EDITORIAL: Incompetency — a ‘Get Out of Jail Free’ card?
The Gazette reported last week that Gov. Jared Polis and some lawmakers are proposing to spend up to $12 million to confine and treat more of the lawbreakers who are found mentally incompetent to face criminal proceedings — but pose a threat to society.
The extra accommodations are needed.
Suspects deemed incompetent to grasp the criminal charges against them have a constitutional right not to be prosecuted or imprisoned. But they shouldn’t be turned loose to endanger others.
Some currently languish in jail for lack of space in mental health facilities; others are released back into the community — despite the risk to society. Neither is acceptable.
So, funding more alternative accommodations can’t come too soon.
But will our justice system actually make use of the extra space?
The problem, after all, isn’t just a lack of capacity for mentally incompetent suspects. It’s that our legislature, as well as some of Colorado’s judiciary and even some elected DAs — have fallen under the spell of the so-called justice reform movement. Its dogma seems to view incarceration as a last resort — public safety be damned. For justice reformers, incompetency is just another pretext to limit the state’s ability to confine wrongdoers, even for mental help.
A law adopted by the legislature last year makes that clear. It requires charges to be dropped — rather than leaving it to a judge’s discretion — if a suspect is found incompetent and unrestorable to competency. That’s even if there are no openings for the suspect to be committed to a treatment facility.
There can be grim consequences to release without commitment.
Elijah David Caudill allegedly went on a knifing rampage in downtown Denver last January, stabbing four random victims. Two died. He had been released on his own recognizance only months earlier on other charges — so he could get treatment to restore him to competency to face those charges in court. But he never made it to a mental health provider; he disappeared once he was released — only to resurface and, allegedly, carry out the gruesome knifing melee.
Ephraim Debisa was released from the Weld County jail and set free in Greeley this past summer after attempted-murder charges against him were dropped under the 2024 law. He had been found incompetent — not for mental incapacity but because he was ill-educated and had grown up in another country. His lawyers argued he did not understand how the U.S. justice system works. The court bought it. Debisa was picked up again — on a weapons charge — and now remains in custody.

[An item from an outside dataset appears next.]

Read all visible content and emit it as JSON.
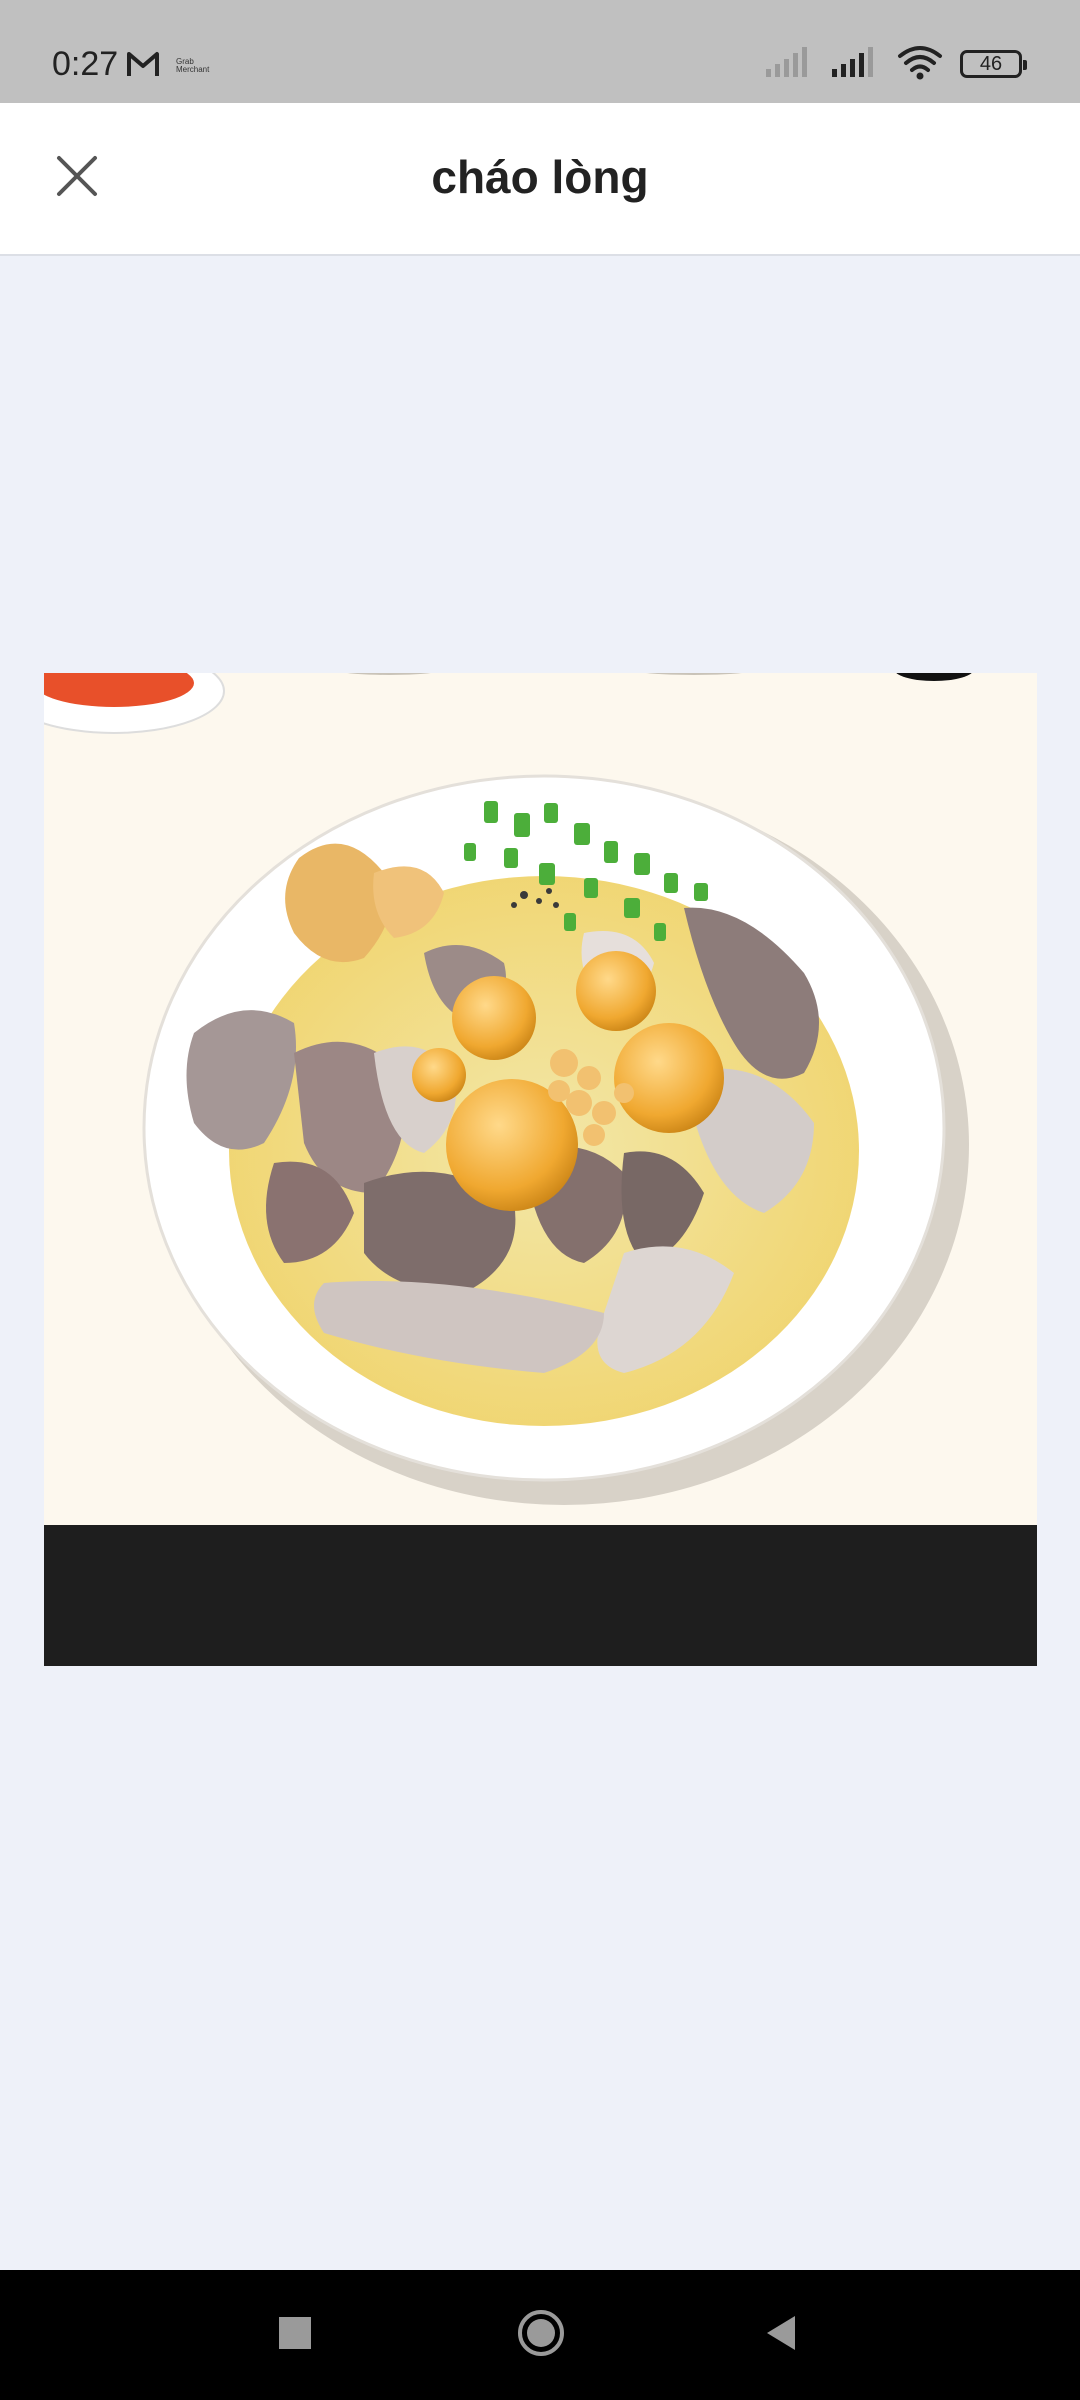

The latest case to make the news involved a suspect released recently, with charges dismissed, by an Arapahoe County district court due to a mental incompetency finding. He allegedly committed a series of robberies in Aurora. Arapahoe County’s District Attorney Amy Padden — a recently elected DA who came to office embracing justice reform — offered this candid acknowledgment:
“The statute is currently mandatory that if someone is found incompetent and not likely to be restored … the court shall dismiss the case and it doesn’t matter how serious the case is. In many cases these individuals are just getting released to the street without any services without any mental health.”
That’s quite an admission from an advocate of leniency like Padden.
Colorado doesn’t need this “reform.” The legal loophole must be closed, ASAP.
By law, no charges ever should be dropped against a dangerous, mentally incompetent criminal suspect until commitment to a mental health facility is secured.
Incompetency shouldn’t be a “Get Out of Jail Free” card.